Camera-based optical palpation

Abstract

Optical elastography is undergoing extensive development as an imaging tool to map mechanical contrast in tissue. Here, we present a new platform for optical elastography by generating sub-millimetre-scale mechanical contrast from a simple digital camera. This cost-effective, compact and easy-to-implement approach opens the possibility to greatly expand applications of optical elastography both within and beyond the field of medical imaging. Camera-based optical palpation (CBOP) utilises a digital camera to acquire photographs that quantify the light intensity transmitted through a silicone layer comprising a dense distribution of micro-pores (diameter, 30-100 µm). As the transmission of light through the micro-pores increases with compression, we deduce strain in the layer directly from intensity in the digital photograph. By pre-characterising the relationship between stress and strain of the layer, the measured strain map can be converted to an optical palpogram, a map of stress that visualises mechanical contrast in the sample. We demonstrate a spatial resolution as high as 290 µm in CBOP, comparable to that achieved using an optical coherence tomography-based implementation of optical palpation. In this paper, we describe the fabrication of the micro-porous layer and present experimental results from structured phantoms containing stiff inclusions as small as 0.5 × 0.5 × 1 mm. In each case, we demonstrate high contrast between the inclusion and the base material and validate both the contrast and spatial resolution achieved using finite element modelling. By performing CBOP on freshly excised human breast tissue, we demonstrate the capability to delineate tumour from surrounding benign tissue.

Figure 1

Fabrication process of micro-porous silicone layers by sacrificial templating of sugar grains.

Figure 2

Working principle of CBOP. A CMOS camera is used to measure the transmission of light emitted by LEDs through the micro-porous layer and reflected back from the green layer under (a) low preloaded strain, (b) moderate preloaded strain and (c) high preloaded strain; C camera, L LEDs, W glass window, PL micro-porous layer, GL green layer, S sample.

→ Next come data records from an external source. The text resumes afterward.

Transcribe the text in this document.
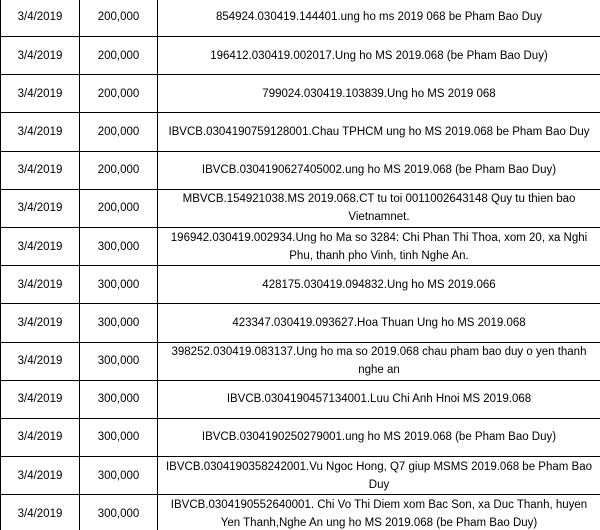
3/4/2019	200,000	854924.030419.144401.ung ho ms 2019 068 be Pham Bao Duy
3/4/2019	200,000	196412.030419.002017.Ung ho MS 2019.068 (be Pham Bao Duy)
3/4/2019	200,000	799024.030419.103839.Ung ho MS 2019 068
3/4/2019	200,000	IBVCB.0304190759128001.Chau TPHCM ung ho MS 2019.068 be Pham Bao Duy
3/4/2019	200,000	IBVCB.0304190627405002.ung ho MS 2019.068 (be Pham Bao Duy)
3/4/2019	200,000	MBVCB.154921038.MS 2019.068.CT tu toi 0011002643148 Quy tu thien bao Vietnamnet.
3/4/2019	300,000	196942.030419.002934.Ung ho Ma so 3284: Chi Phan Thi Thoa, xom 20, xa Nghi Phu, thanh pho Vinh, tinh Nghe An.
3/4/2019	300,000	428175.030419.094832.Ung ho MS 2019.066
3/4/2019	300,000	423347.030419.093627.Hoa Thuan Ung ho MS 2019.068
3/4/2019	300,000	398252.030419.083137.Ung ho ma so 2019.068 chau pham bao duy o yen thanh nghe an
3/4/2019	300,000	IBVCB.0304190457134001.Luu Chi Anh Hnoi MS 2019.068
3/4/2019	300,000	IBVCB.0304190250279001.ung ho MS 2019.068 (be Pham Bao Duy)
3/4/2019	300,000	IBVCB.0304190358242001.Vu Ngoc Hong, Q7 giup MSMS 2019.068 be Pham Bao Duy
3/4/2019	300,000	IBVCB.0304190552640001. Chi Vo Thi Diem xom Bac Son, xa Duc Thanh, huyen Yen Thanh,Nghe An ung ho MS 2019.068 (be Pham Bao Duy)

The insets from the camera show the change in green intensity with different preloaded strains. The micro-porous layer inset illustrates the reduction in pore size under increasing compression.

Figure 3

Layer characterisation and generation of optical palpograms. (a) The saturation-strain characterisation curve, (b) the stress–strain characterisation curve of the micro-porous silicone layer and (c) the resulting stress-saturation curve. (d) Digital photograph of micro-porous layer of phantom containing a 2.5 × 2.5 mm inclusion phantom at 50% preloaded strain, and (e) the corresponding colour saturation image where the red and blue circles represent the relative colour saturation through a region of the inclusion and base, respectively. (f) The optical palpogram is produced by equating each pixel in (e) to a stress value using the stress–strain curve in (c).

Figure 4

Photographs and optical palpograms acquired at 50% preloaded strain for four different-sized inclusion phantoms. Photographs are provided for validation purposes only to show the relative positions of the inclusions and were taken without the micro-porous layer. Scale bars: 1 mm.

Figure 5

Analysis of the lateral resolutions of CBOP and OCT-based optical palpation. Optical palpograms acquired using (a) CBOP at 50% bulk preloaded strain, (b) FEM of CBOP and (c) OCT-based optical palpation at 50% bulk preloaded strain on a 2.5 × 2.5 × 1 mm inclusion embedded within a soft phantom. The normalised step response (coloured points) and error function (black line) of (d) CBOP, (e) FEM and (f) OCT-based optical palpation are taken across the boundary of the same inclusion phantom. (g) The lateral resolution measured using CBOP, OCT-based optical palpation and FEA, across five locations on each inclusion phantom with error bars representing one standard deviation.

Figure 6

CBOP performed on two freshly excised mastectomy specimens containing (a–c) IDC and (d–f) ILC. (a) Photograph, (b) histology and (c) optical palpogram at 30% preloaded strain. (d) Photograph (e) histology image and (f) optical palpogram at 60% preloaded strain. The images have been annotated to show regions of invasive ductal carcinoma (IDC), invasive lobular carcinoma (ILC), fibrous tissue (F) and adipose tissue (A) and black circles on the histology images mark the approximate region where CBOP was taken relative to the whole specimen. The arrows in (b,c,f) indicate regions of imaging artefacts. Optical palpograms have been displayed on a logarithmic scale to enhance mechanical contrast between tissue types.